Food and wine pairings with Trésor d'Aiglepierre Echarde
Pairings that work perfectly with Trésor d'Aiglepierre Echarde
Original food and wine pairings with Trésor d'Aiglepierre Echarde
The Trésor d'Aiglepierre Echarde of Winery Jean Marc Brignot matches generally quite well with dishes such as recipes .
Details and technical informations about Winery Jean Marc Brignot's Trésor d'Aiglepierre Echarde.
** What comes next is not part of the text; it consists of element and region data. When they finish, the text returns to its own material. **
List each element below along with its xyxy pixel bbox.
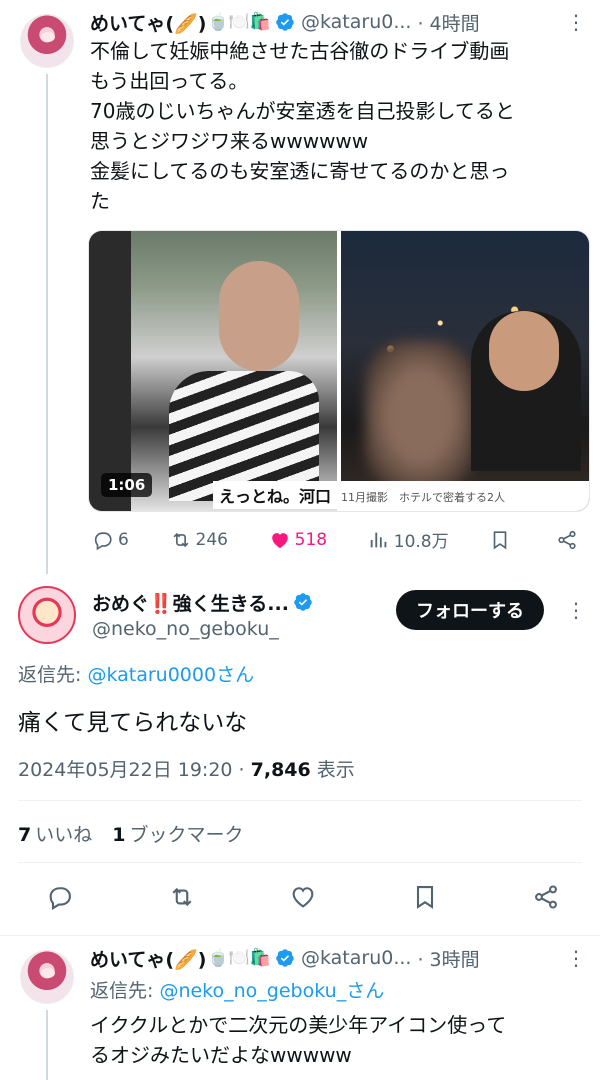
main-actions (46, 883, 560, 911)
tweet3-display-name[interactable]: めいてゃ(🥖) (90, 945, 206, 972)
share-icon[interactable] (532, 883, 560, 911)
tweet1-name-emojis: 🍵🍽️🛍️ (207, 12, 271, 32)
retweet-icon[interactable] (168, 883, 196, 911)
main-tweet-text: 痛くて見てられないな (18, 710, 248, 736)
reply-prefix: 返信先: (18, 664, 88, 686)
views-button[interactable]: 10.8万 (368, 527, 449, 552)
tweet3-header: めいてゃ(🥖) 🍵🍽️🛍️ @kataru0... · 3時間 (90, 944, 560, 972)
photo-caption: 11月撮影 ホテルで密着する2人 (341, 481, 589, 511)
retweet-button[interactable]: 246 (170, 529, 228, 551)
tweet3-avatar[interactable] (20, 950, 74, 1004)
reply-icon (94, 531, 112, 550)
thread-line (46, 1010, 48, 1080)
tweet3-reply-to: 返信先: @neko_no_geboku_さん (90, 976, 384, 1003)
more-icon[interactable]: ⋮ (566, 12, 586, 32)
likes-label: いいね (35, 824, 93, 846)
main-header: おめぐ‼️強く生きる... (92, 588, 382, 616)
tweet1-text: 不倫して妊娠中絶させた古谷徹のドライブ動画 もう出回ってる。 70歳のじいちゃん… (90, 39, 515, 213)
person-face (489, 311, 559, 391)
divider (18, 800, 582, 801)
bookmark-icon[interactable] (411, 883, 439, 911)
follow-button[interactable]: フォローする (396, 590, 544, 630)
bookmark-icon (493, 530, 507, 549)
bookmarks-total: 1 (112, 824, 126, 846)
verified-icon (276, 949, 294, 967)
share-button[interactable] (556, 529, 582, 551)
more-icon[interactable]: ⋮ (566, 600, 586, 620)
tweet1-handle[interactable]: @kataru0... (301, 11, 411, 33)
blurred-person (365, 341, 475, 491)
photo-thumbnail[interactable]: 11月撮影 ホテルで密着する2人 (341, 231, 589, 511)
tweet1-actions: 6 246 518 10.8万 (92, 527, 582, 552)
verified-icon (294, 593, 312, 611)
reply-mention-link[interactable]: @neko_no_geboku_さん (159, 980, 384, 1002)
tweet1-time[interactable]: · 4時間 (417, 9, 479, 36)
like-count: 518 (294, 529, 328, 550)
video-caption: えっとね。河口 (212, 481, 337, 509)
divider (0, 935, 600, 936)
likes-total: 7 (18, 824, 32, 846)
reply-icon[interactable] (46, 883, 74, 911)
main-display-name[interactable]: おめぐ‼️強く生きる... (92, 589, 289, 616)
heart-icon (271, 532, 288, 548)
views-icon (370, 532, 387, 547)
share-icon (558, 530, 576, 549)
tweet1-avatar[interactable] (20, 14, 74, 68)
divider (18, 862, 582, 863)
likes-stat[interactable]: 7 いいね (18, 820, 92, 847)
car-interior (89, 231, 131, 511)
tweet-date[interactable]: 2024年05月22日 19:20 (18, 759, 233, 781)
main-avatar[interactable] (18, 586, 76, 644)
driver-head (219, 261, 299, 371)
tweet3-time-value: 3時間 (429, 948, 480, 971)
tweet3-text: イククルとかで二次元の美少年アイコン使って るオジみたいだよなwwwww (90, 1013, 507, 1067)
tweet1-display-name[interactable]: めいてゃ(🥖) (90, 9, 206, 36)
verified-icon (276, 13, 294, 31)
thread-line (46, 74, 48, 574)
tweet3-time[interactable]: · 3時間 (417, 945, 479, 972)
main-handle[interactable]: @neko_no_geboku_ (92, 618, 279, 640)
video-thumbnail[interactable]: 1:06 えっとね。河口 (89, 231, 337, 511)
bookmark-button[interactable] (489, 529, 515, 551)
video-duration: 1:06 (101, 473, 153, 497)
more-icon[interactable]: ⋮ (566, 948, 586, 968)
reply-prefix: 返信先: (90, 980, 160, 1002)
like-button[interactable]: 518 (269, 529, 327, 551)
meta-separator: · (232, 759, 251, 781)
tweet3-name-emojis: 🍵🍽️🛍️ (207, 948, 271, 968)
main-meta: 2024年05月22日 19:20 · 7,846 表示 (18, 755, 355, 782)
main-reply-to: 返信先: @kataru0000さん (18, 660, 254, 687)
bookmarks-stat[interactable]: 1 ブックマーク (112, 820, 243, 847)
tweet1-time-value: 4時間 (429, 12, 480, 35)
views-total: 7,846 (250, 759, 311, 781)
reply-mention-link[interactable]: @kataru0000さん (87, 664, 254, 686)
tweet1-header: めいてゃ(🥖) 🍵🍽️🛍️ @kataru0... · 4時間 (90, 8, 560, 36)
main-stats: 7 いいね 1 ブックマーク (18, 820, 244, 847)
views-count: 10.8万 (393, 532, 449, 552)
tweet1-media[interactable]: 1:06 えっとね。河口 11月撮影 ホテルで密着する2人 (88, 230, 590, 512)
reply-count: 6 (118, 529, 129, 550)
tweet3-handle[interactable]: @kataru0... (301, 947, 411, 969)
views-label: 表示 (310, 759, 355, 781)
reply-button[interactable]: 6 (92, 529, 129, 551)
retweet-count: 246 (195, 529, 228, 550)
heart-icon[interactable] (289, 883, 317, 911)
retweet-icon (173, 532, 188, 547)
bookmarks-label: ブックマーク (129, 824, 244, 846)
Discover the grape variety: Chardonnay
Whites with many faces: mineral and taut at Chablis (lemon, green apple, flint), opulent and buttery at Meursault and Puligny-Montrachet (hazelnut, brioche, yellow fruits), tense and chalky in Champagne (Blanc de Blancs). Also vinified sparkling and widely exported (Sonoma, Margaret River, Casablanca). A Burgundian variety, a cross of Pinot Noir × Gouais Blanc, half-sibling of Aligoté.
Last vintages of this wine
The best vintages of Trésor d'Aiglepierre Echarde from Winery Jean Marc Brignot are 0
Informations about the Winery Jean Marc Brignot
The Winery Jean Marc Brignot is one of of the world's greatest estates. It offers 20 wines for sale in the of Vin de France to come and discover on site or to buy online.
The wine region of Vin de France
The freest category of French wine, the playground of winemakers working outside the AOC. All styles combined: fruity reds, lively or ambitious whites, everyday rosés, unusual blends, natural wines, atypical grapes (Petit Manseng in Languedoc, Riesling in Provence), experimental winemaking (skin-contact whites, no sulphur). Grape and vintage labelling allowed, no geographic constraint. From the pop, convivial cuvée to the artisan gem: freedom in a bottle.
The word of the wine: Phylloxera
Aphid that came from America and ravaged European vineyards at the end of the 19th century. It lives on the roots of the vine, from which it pumps the sap. The only vines capable of resisting it had to be imported from the United States, and then grafted onto their root system the wood of traditional French grape varieties. Today, grafted vines are always planted.